Even if you do not know the first thing about Italian cooking you should learn how to grow basil. This plant is often referred to as the royal queen of herbs and it is one of the easiest edibles for anyone to grow at home.
There are a wonderful array of different varieties of basil that you can select from including Spicy Globe, Genovese basil, Thai basil, Lemon basil, Sweet Basil, Mexican Spice, Lettuce Leaf, Magical Michael and many others. Italian cooks are well aware that the sweet, savory flavors of Genovese Basil are the perfect accompaniment for any Italian cuisine.
Thai and other Asian dishes are enhanced by the spicy, aromatic Thai Basil. Although most varieties of basil have culinary uses there are a few that are highly prized for their ornamental value.

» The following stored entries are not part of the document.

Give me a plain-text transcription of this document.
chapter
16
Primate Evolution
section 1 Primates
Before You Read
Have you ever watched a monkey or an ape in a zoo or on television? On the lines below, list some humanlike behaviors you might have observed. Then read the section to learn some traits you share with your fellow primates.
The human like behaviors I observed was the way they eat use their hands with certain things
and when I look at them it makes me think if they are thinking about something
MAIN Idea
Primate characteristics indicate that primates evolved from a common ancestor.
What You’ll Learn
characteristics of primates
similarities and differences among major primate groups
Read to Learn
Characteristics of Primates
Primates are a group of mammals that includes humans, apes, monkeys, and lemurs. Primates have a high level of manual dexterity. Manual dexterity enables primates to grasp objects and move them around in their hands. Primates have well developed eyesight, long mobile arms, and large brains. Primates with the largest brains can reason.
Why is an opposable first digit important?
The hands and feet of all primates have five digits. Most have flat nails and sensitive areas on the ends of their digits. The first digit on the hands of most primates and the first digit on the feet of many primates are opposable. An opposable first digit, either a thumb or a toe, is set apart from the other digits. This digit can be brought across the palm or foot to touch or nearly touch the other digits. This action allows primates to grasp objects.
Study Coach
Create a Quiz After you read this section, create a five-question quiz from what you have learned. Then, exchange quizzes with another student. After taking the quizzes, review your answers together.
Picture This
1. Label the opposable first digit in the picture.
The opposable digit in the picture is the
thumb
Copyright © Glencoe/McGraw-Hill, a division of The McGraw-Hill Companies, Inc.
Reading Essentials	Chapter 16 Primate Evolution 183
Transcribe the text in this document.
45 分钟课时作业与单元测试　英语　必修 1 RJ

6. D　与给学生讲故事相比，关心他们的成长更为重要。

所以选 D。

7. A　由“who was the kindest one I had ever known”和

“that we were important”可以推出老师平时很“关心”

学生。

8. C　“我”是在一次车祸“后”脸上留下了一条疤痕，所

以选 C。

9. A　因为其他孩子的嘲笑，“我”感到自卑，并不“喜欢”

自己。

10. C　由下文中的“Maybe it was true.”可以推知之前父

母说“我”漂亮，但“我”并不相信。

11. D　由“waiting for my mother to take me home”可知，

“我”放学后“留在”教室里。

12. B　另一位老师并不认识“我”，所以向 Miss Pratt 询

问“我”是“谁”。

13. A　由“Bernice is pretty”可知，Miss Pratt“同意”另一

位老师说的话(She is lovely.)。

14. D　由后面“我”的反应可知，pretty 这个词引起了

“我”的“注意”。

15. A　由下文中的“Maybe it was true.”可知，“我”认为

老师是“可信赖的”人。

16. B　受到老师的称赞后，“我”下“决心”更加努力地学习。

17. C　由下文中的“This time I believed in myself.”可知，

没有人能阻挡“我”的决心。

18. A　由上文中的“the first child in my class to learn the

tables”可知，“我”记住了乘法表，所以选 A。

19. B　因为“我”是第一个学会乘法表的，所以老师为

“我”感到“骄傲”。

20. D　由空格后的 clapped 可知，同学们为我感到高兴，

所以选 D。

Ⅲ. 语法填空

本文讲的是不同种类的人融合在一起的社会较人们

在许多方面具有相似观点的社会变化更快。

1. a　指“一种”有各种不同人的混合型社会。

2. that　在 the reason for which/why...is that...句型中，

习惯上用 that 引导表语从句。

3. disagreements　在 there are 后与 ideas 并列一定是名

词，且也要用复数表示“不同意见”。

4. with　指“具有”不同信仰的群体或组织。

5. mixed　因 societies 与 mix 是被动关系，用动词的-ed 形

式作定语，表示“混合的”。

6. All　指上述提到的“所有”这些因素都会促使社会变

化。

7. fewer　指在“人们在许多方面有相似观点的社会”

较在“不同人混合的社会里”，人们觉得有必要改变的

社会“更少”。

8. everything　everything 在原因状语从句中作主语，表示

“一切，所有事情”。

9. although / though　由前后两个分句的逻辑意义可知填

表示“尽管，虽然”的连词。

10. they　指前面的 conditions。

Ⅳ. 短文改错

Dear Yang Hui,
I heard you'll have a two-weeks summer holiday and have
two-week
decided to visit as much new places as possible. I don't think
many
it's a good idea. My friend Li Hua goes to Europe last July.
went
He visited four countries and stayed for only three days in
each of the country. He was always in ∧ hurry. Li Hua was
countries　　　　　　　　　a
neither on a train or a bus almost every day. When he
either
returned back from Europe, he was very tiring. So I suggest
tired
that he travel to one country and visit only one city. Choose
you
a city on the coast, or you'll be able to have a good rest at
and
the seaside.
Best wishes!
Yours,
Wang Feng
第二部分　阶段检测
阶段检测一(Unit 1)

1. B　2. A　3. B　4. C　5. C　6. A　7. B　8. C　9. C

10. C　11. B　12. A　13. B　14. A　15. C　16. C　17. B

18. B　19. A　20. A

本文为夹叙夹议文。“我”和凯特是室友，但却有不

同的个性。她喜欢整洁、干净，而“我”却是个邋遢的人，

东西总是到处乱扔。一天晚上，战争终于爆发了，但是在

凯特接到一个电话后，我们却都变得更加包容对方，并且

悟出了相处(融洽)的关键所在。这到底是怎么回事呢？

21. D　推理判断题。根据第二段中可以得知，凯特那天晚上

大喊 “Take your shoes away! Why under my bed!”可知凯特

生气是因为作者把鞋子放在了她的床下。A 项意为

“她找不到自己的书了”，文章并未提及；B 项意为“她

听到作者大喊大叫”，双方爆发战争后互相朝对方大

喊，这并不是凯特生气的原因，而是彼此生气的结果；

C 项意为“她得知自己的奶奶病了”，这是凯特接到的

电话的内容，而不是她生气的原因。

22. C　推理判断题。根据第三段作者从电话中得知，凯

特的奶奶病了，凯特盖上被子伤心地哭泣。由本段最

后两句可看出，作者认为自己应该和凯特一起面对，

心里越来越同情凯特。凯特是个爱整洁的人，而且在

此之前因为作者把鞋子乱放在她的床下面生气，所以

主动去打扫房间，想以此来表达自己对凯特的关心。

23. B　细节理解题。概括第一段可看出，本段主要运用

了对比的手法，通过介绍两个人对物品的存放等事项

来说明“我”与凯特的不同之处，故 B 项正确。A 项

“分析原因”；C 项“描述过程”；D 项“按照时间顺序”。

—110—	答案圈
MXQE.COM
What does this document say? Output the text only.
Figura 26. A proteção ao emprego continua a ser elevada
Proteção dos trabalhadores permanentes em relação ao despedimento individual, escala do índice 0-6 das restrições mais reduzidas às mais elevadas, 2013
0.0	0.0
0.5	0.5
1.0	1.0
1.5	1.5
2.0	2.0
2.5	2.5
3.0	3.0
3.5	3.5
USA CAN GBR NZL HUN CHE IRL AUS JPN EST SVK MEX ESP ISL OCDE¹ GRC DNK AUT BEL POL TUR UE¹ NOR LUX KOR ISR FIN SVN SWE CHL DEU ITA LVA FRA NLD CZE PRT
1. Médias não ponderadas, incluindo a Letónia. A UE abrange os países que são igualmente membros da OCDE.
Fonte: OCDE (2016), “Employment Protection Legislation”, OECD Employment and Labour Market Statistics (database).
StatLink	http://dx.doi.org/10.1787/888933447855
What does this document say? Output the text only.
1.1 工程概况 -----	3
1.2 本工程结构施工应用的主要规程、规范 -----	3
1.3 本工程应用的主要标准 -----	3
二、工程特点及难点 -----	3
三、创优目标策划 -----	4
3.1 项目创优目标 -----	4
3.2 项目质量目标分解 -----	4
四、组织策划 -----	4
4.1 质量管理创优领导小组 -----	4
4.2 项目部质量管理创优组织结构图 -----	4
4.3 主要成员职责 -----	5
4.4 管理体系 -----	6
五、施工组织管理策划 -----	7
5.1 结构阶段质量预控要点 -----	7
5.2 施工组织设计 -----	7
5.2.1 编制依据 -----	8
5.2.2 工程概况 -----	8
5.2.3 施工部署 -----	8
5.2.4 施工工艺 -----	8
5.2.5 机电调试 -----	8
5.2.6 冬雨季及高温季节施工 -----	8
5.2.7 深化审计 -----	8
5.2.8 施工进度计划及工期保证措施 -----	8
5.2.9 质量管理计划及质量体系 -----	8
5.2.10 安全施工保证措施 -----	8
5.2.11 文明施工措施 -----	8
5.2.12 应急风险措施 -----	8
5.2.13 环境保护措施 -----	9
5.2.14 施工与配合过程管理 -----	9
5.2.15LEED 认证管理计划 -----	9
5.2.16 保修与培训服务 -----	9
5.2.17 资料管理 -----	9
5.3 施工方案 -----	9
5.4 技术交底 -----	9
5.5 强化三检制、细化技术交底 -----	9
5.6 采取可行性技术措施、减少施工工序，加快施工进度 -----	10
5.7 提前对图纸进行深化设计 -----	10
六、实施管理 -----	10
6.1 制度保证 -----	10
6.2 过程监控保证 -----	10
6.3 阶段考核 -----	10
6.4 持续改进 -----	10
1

This wonderful aromatic and hardy herb can be successfully grown in almost any setting. If you live in a very cool climate it might be best to cultivate basil varieties in a greenhouse environment or inside your home. Basil performs admirably when the temperatures are above 60 degrees both during the day and night. Plant your basil plants into 2 to 3 litre containers and place them in your sunniest spot. Water them only through a saucer, never from the top. Pinch out the flowers as they develop.
Warm, dry weather will never daunt the perky green foliage and mature plants are able to withstand drought with minimal watering. Basil is a sun loving plants that should never be set out in shadier areas.
Gardeners add these as companion plants in a vegetable or flower bed but basil is equally at home in a visually appealing herb garden. Some people even plant these herbs in rock gardens or use them as specimen plants. This resilient little herb can be grown indoors or outside and you can even set them out in containers of almost any size and basil will happily produce fresh, fragrant leaves throughout the growing season.
Start off basil seeds indoors or in a glasshouse in the spring. Cover them only lightly with fine seed compost as basil seeds are very small. The seeds need minimum 10 degrees for germination.
Transplant the basil seedlings when they start to produce their second set of leaves. If you grow basil in pots you can plant 5-10 basil plants into a container.
The water requirements for growing basil are relatively slight and once a week watering is more than adequate for the needs of these plants.
Never overwater your basil plant and allow the soil to dry out completely in between watering. If you always let the soil remain a bit on the dry side it will help you prevent any root or plant rot. Misting or sprinkling the outdoor garden basil with a little water is one way many gardeners choose to handle the watering chores. If you have basil growing in a container watering the plants from the top should be avoided, although you may want to add some water to the bottom overflow saucer and allow the plant to absorb the water that is needed.
Aphids and whiteflies can attack your basil but both of these pests can be handled without resorting to harsh chemical pesticides. A little soapy water and a cloth or sprayer is all that should be required to eliminate these tiny insects from your bountiful basil garden.
Remember that lacewings, lady bugs, walking sticks and the praying mantis are all beneficial insects that can be an asset when you want to keep harmful bugs away from your herbs, flowers or vegetable gardens.
The leaves from a basil plant are packed with savory, rich flavor when you use them immediately after harvesting. Always use basil that is freshly picked and only add it the meat, sauce, stew or vegetable dish after the food has been cooked.
The fresh taste of basil should not be subjected to the high heats needed for cooking and should only be incorporated into the cooked dishes shortly before they are served at the table.